Accord de cessez-le-feu avec l’Iran : un « triomphe » pour Washington selon la Maison Blanche

La porte-parole de la Maison Blanche, Caroline Levitt, a confirmé mardi soir que l’accord de cessez-le-feu avec l’Iran représente un « triomphe » pour les États-Unis.
Levitt a déclaré sur la plateforme « X » : « C’est une victoire pour les États-Unis, réalisée grâce au président Donald Trump et à nos forces armées remarquables. »
Elle a rappelé que le président américain avait estimé, depuis le début de l’opération militaire appelée « Colère épique », que cette opération durerait entre quatre et six semaines, ajoutant qu' »à grâce aux capacités exceptionnelles de nos soldats, nous avons atteint et même dépassé nos objectifs militaires en seulement 38 jours ».
Avant de publier cette déclaration, la porte-parole de la Maison Blanche avait indiqué que les États-Unis envisageaient d’engager des « discussions directes » avec l’Iran, après que Washington et Téhéran se soient mis d’accord sur un cessez-le-feu d’une durée de deux semaines en échange de la réouverture du détroit d’Hormuz.

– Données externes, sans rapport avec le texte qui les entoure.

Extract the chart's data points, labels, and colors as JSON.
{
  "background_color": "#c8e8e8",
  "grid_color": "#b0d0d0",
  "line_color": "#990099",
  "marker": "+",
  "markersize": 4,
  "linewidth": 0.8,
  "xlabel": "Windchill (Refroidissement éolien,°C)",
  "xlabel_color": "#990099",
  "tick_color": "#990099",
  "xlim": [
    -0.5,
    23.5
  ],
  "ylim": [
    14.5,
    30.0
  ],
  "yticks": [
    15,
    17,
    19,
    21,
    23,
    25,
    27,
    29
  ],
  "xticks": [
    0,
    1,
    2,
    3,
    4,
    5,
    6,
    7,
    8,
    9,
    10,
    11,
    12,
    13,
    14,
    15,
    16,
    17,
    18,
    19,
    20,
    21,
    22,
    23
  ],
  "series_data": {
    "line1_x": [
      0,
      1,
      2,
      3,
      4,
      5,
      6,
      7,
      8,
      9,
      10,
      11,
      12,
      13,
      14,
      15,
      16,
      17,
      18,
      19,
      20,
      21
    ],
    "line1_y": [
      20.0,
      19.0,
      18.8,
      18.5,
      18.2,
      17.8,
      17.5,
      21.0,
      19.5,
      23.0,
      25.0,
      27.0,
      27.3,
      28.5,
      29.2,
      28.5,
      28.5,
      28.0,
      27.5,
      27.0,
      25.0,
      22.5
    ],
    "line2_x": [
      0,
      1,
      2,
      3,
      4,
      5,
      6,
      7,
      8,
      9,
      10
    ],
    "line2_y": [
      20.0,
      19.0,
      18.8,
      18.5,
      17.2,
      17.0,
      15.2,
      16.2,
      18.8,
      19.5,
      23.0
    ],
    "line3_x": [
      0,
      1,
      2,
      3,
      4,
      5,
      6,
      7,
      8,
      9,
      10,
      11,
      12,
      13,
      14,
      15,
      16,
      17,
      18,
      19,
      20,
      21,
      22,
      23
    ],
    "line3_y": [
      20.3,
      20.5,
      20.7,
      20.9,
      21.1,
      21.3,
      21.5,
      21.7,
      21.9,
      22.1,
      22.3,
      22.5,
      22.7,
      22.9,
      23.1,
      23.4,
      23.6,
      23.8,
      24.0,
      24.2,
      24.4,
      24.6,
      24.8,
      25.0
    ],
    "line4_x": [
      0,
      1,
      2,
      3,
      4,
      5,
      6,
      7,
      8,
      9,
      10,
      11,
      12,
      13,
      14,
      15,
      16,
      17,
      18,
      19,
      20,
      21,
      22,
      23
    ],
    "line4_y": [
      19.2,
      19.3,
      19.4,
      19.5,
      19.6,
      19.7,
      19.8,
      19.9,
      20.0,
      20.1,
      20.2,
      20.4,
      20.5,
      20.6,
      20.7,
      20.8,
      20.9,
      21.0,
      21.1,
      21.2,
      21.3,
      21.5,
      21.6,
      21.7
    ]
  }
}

Levitt a ajouté dans une déclaration relayée par les médias que « des discussions sont en cours concernant la tenue de négociations directes, mais rien n’est définitif tant que le président ou la Maison Blanche ne l’ont pas annoncé ».
Le président américain a déclaré via sa plateforme (Truth Social) que « suite à des discussions avec le Premier ministre pakistanais Shehbaz Sharif et le général Asim Munir, qui m’ont demandé de suspendre l’intervention militaire prévue ce soir contre l’Iran, à condition que la République islamique d’Iran accepte la réouverture complète, immédiate et sécurisée du détroit d’Hormuz, j’ai accepté de suspendre les bombardements et les attaques contre l’Iran pour une durée de deux semaines ».
Le résident de la Maison Blanche a précisé qu’il s’agissait d’un cessez-le-feu mutuel, soulignant que « la raison en est que nous avons atteint tous nos objectifs militaires et les avons dépassés, et que nous avons réalisé des progrès significatifs vers un accord final pour une paix durable avec l’Iran et pour la paix au Moyen-Orient ».
Il a également révélé que les États-Unis avaient reçu une proposition en dix points de l’Iran, la considérant comme « une base de négociations viable ».
Trump avait menacé de frapper des infrastructures stratégiques, y compris des installations énergétiques et des ponts, mardi à 20 heures, heure de Washington, si Téhéran ne procédait pas à la réouverture du détroit d’Hormuz, par où transite environ un cinquième de la consommation mondiale de combustibles.